# I Need Major Help!



## megan ann (Mar 20, 2011)

Does anyone know a good name for a group of ages 12-18 for horseback riding?. for like shows and stuff!
:think::think::think:


----------



## Reiterin (Mar 28, 2010)

Sorry. I can't help ya. I've never been good at coming up with names. =P


----------



## Fluffy Pony (May 2, 2010)

I will name off a few 4H clubs that I know of. 

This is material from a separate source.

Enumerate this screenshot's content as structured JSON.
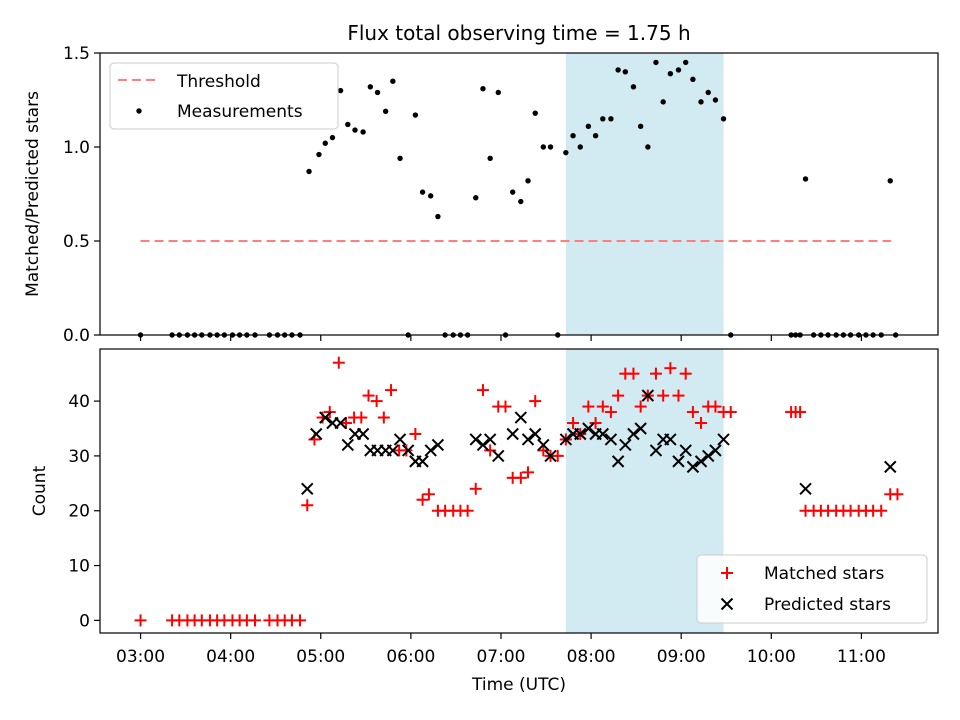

Lazy lopers (thats my old club haha)

Red hill riders

Thundering Hooves

Silver Spur Club

Flying lead

Chinnook Winds

Little Bit Club

Purple Posse


----------



## Marlea Warlea (Apr 27, 2010)

hmm... bridlepath??


----------



## PintoTess (Aug 18, 2010)

Horse Wise
*Silver Snaffles*
Fancy fillies
??
I like Silver snaffles.....


----------



## niamhmaay (Mar 22, 2011)

well, you're from florida heey ? i went to orlando last year on a holiday from australia, i want to move there when i grow up  haha  anyway, i think that you'se could be the "floRIDERS" haha. floriders, thats fair cool (;


----------



## Marlea Warlea (Apr 27, 2010)

that is way cool!!


----------



## SMCLeenie (Mar 3, 2011)

niamhmaay, that is really clever idea, I like floRIDERS too!


----------



## megan ann (Mar 20, 2011)

Reiterin said:


> Sorry. I can't help ya. I've never been good at coming up with names. =P


 
It's okkay  Thanks anyways !♥


----------



## megan ann (Mar 20, 2011)

SMCLeenie said:


> niamhmaay, that is really clever idea, I like floRIDERS too!


 
Lmaoo  Me too but I have to talk to my trainer ,,


----------



## megan ann (Mar 20, 2011)

Okkay I will talk to my trainer about these names  
Thanks ya'll ♥


----------



## megan ann (Mar 20, 2011)

Thank You For All Those Suggestions !


----------